If your reference point for green tea is Japanese sencha, Yu Lu is the Chinese tea you've been looking for. Not a replacement — the flavor profile is distinct — but the closest thing in the collection to that register. If you've been avoiding green tea because it's too sharp or too grassy, this is the one to try first.
How to brew Yu Lu Green Tea
190°F water, 2.5 minutes, 1.5 teaspoons per cup (2.5g). Start there. If you want a stronger cup, use slightly more leaf rather than hotter water — the higher end of the 190°F range is the ceiling, not the floor. The leaves re-steep at least twice; the second infusion is often slightly sweeter. Cold brew works exceptionally well: leave the leaves in cold water overnight, drink in the morning.
Yu Lu is USDA certified organic, sourced directly from a worker-owned cooperative in Hubei.
FAQ
What does Yu Lu Green taste like?
Mild, buttery, and vegetal, with a light sweetness and no bitterness. The brew is pale and clear. It won't overpower you — the flavor is present but soft. Nicole called it "bright and grassy"; Ellen described it as "smooth and earthy with some sweetness." Both are right depending on how you steep it.
Is Yu Lu a good everyday tea?
Yes. It's one of the few teas in the collection that works equally well hot or cold-brewed, morning or afternoon. John has been drinking it for years: "always mellow and comforting." Jessica uses it as her daily drinker specifically because it's still good cold if she forgets about a cup.
How is Yu Lu different from other Chinese green teas?
The main difference is how it's fixed after harvest. Almost all Chinese green teas are pan-fired; Yu Lu is steamed. Steaming produces a softer, more vegetal flavor without the toasted or smoky notes pan-firing creates. It's why Yu Lu is the only Chinese green in our collection that tastes anything like Japanese sencha.

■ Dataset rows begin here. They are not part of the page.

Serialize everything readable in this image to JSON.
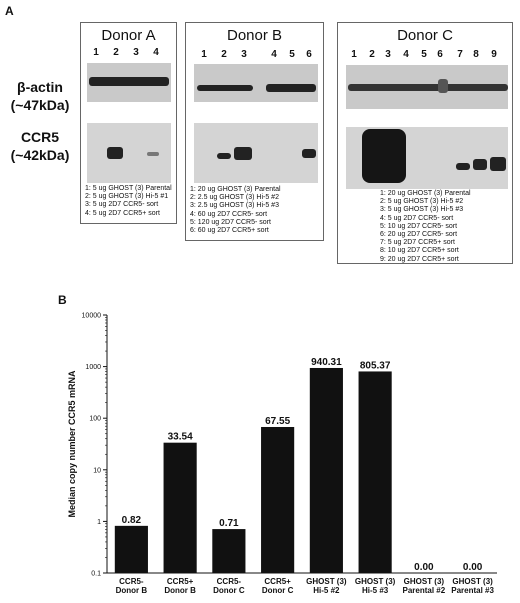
{
  "panel_a": {
    "letter": "A",
    "row_labels": {
      "actin": [
        "β-actin",
        "(~47kDa)"
      ],
      "ccr5": [
        "CCR5",
        "(~42kDa)"
      ]
    },
    "donors": [
      {
        "title": "Donor A",
        "lanes": [
          "1",
          "2",
          "3",
          "4"
        ],
        "legend": [
          "1: 5 ug GHOST (3) Parental",
          "2: 5 ug GHOST (3) Hi-5 #1",
          "3: 5 ug 2D7 CCR5- sort",
          "4: 5 ug 2D7 CCR5+ sort"
        ]
      },
      {
        "title": "Donor B",
        "lanes": [
          "1",
          "2",
          "3",
          "4",
          "5",
          "6"
        ],
        "legend": [
          "1: 20 ug GHOST (3) Parental",
          "2: 2.5 ug GHOST (3) Hi-5 #2",
          "3: 2.5 ug GHOST (3) Hi-5 #3",
          "4: 60 ug 2D7 CCR5- sort",
          "5: 120 ug 2D7 CCR5- sort",
          "6: 60 ug 2D7 CCR5+ sort"
        ]
      },
      {
        "title": "Donor C",
        "lanes": [
          "1",
          "2",
          "3",
          "4",
          "5",
          "6",
          "7",
          "8",
          "9"
        ],
        "legend": [
          "1: 20 ug GHOST (3) Parental",
          "2: 5 ug GHOST (3) Hi-5 #2",
          "3: 5 ug GHOST (3) Hi-5 #3",
          "4: 5 ug 2D7 CCR5- sort",
          "5: 10 ug 2D7 CCR5- sort",
          "6: 20 ug 2D7 CCR5- sort",
          "7: 5 ug 2D7 CCR5+ sort",
          "8: 10 ug 2D7 CCR5+ sort",
          "9: 20 ug 2D7 CCR5+ sort"
        ]
      }
    ]
  },
  "panel_b": {
    "letter": "B"
  },
  "chart_data": {
    "type": "bar",
    "scale": "log",
    "ylabel": "Median copy number CCR5 mRNA",
    "ylim": [
      0.1,
      10000
    ],
    "yticks": [
      "0.1",
      "1",
      "10",
      "100",
      "1000",
      "10000"
    ],
    "categories": [
      [
        "CCR5-",
        "Donor B"
      ],
      [
        "CCR5+",
        "Donor B"
      ],
      [
        "CCR5-",
        "Donor C"
      ],
      [
        "CCR5+",
        "Donor C"
      ],
      [
        "GHOST (3)",
        "Hi-5 #2"
      ],
      [
        "GHOST (3)",
        "Hi-5 #3"
      ],
      [
        "GHOST (3)",
        "Parental #2"
      ],
      [
        "GHOST (3)",
        "Parental #3"
      ]
    ],
    "values": [
      0.82,
      33.54,
      0.71,
      67.55,
      940.31,
      805.37,
      0.0,
      0.0
    ],
    "labels": [
      "0.82",
      "33.54",
      "0.71",
      "67.55",
      "940.31",
      "805.37",
      "0.00",
      "0.00"
    ],
    "bar_color": "#111111"
  }
}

How much caffeine is in Yu Lu Green?
Like all of our green teas, roughly 25–30mg per 8-ounce cup — about half to a third of a typical cup of coffee. Green tea caffeine pairs with L-theanine, which produces sustained, calm energy rather than a spike.
Can I cold-brew Yu Lu?
Yes, and it's especially good this way. Add your leaves to cold water and refrigerate overnight. The cold brew is smooth, vegetal, and slightly sweet — the bitterness risk of hot over-steeping disappears entirely.